The issue? The company blames inventory shortages for the new Mazda3, which is fantastic. Seems plausible.
3rd Gear: Honda's A Push For November
This may sound backwards, but Honda was down last month as Acura was up. Breaking down the numbers, Honda was ultimately off 0.1% over last year, which still puts it as the second-best November ever.
Honda's biggest seller, the Civic, dropped 13% year-over-year, as the brand keeps trying to get it just right with constant updates and redesigns until it hits that Goldilocks point.
Via Automotive news, Honda's sales honcho John Mendel said in a statement:
"We likely extended our retail sales lead despite very aggressive market actions by competitors in key high-volume segments," Mendel said. "And we're upping the ante as we approach the close of the year with a significantly updated 2014 Civic going on sale in just a few days."
Acura was up, though with MDX and RDX pushing sales up 19%. Acura is still good at crossovers, it just needs to get better at cars.
4th Gear: Ford Learns A Lesson From The Past
Despite a 7.1% increase in sales last month, Ford says they're going to cut inventory between January and March. Why? C.R.E.A.M.
As Karl Henkel reports, Ford's increases are still below the industry as a whole and it doesn't want to be in the position of hanging on to too much inventory it's then going to have to unload at a discount.
What Ford has done so well compared to everyone else is making a profit and there's no point in risking that. Also, the new Mustang and F-150 aren't going to hit the streets until later in 2014, which means it could be a mediocre winter and early spring for Ford.

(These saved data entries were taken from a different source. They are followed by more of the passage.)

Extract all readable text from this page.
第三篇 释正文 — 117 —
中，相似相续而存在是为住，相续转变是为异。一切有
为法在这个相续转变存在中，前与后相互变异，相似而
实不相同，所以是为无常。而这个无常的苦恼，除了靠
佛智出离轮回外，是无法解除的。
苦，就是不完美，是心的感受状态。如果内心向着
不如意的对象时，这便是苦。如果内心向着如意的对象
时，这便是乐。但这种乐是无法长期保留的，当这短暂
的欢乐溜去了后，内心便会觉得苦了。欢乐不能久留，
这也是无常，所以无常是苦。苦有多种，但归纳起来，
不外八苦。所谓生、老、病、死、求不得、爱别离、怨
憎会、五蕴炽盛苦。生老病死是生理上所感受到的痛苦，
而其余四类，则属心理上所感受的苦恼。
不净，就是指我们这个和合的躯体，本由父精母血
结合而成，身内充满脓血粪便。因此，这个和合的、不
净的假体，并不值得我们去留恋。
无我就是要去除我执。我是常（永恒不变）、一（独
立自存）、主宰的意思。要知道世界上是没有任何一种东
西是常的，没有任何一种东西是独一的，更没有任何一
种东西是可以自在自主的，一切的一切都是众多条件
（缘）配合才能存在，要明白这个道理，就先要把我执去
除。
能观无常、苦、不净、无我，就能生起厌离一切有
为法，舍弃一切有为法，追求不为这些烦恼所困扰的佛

5th Gear: A Bleak Look At Mexican Car Safety
This report from the AP on Mexico's safety regulations points out that, depending on the market, manufacturers there push out cars that vary wildly in terms of protection for passengers.
While cars sent to the U.S. or Mexico get airbags and stability control and antilock brakes, if the car is going to Latin America it could have almost none of those things.
Certainly, we like the idea of stripped down cars for certain vehicles and certain people, but in Mexico they just barely have a seat belt requirement, and even that doesn't include three-point shoulder belts for child seats.
Similarly, the basic version of the Chevrolet Aveo, which has been revamped and renamed Sonic, sells for about $14,000 in the U.S. and comes with 10 air bags, antilock brakes and traction control. Its Mexican equivalent, the country's top-selling car, doesn't have those protections and costs $400 less.
The dream of buying cars directly from Mexico isn't a perfect dream.
Reverse: Car Bombs Go Way Back
"Dapper Dan" Hogan, a St. Paul, Minnesota saloonkeeper and mob boss, is killed on this day in 1928 when someone plants a car bomb under the floorboards of his new Paige coupe. Doctors worked all day to save him—according to the Morning Tribune, "racketeers, police characters, and business men" queued up at the hospital to donate blood to their ailing friend—but Hogan slipped into a coma and died at around 9 p.m. His murder is still unsolved.
Neutral: Which Automaker Has The Best Strategy? GM? Ford? Chrysler? Toyota? Honda? Subaru, maybe? Who is balancing new models, enthusiast demands, and inventory/profits?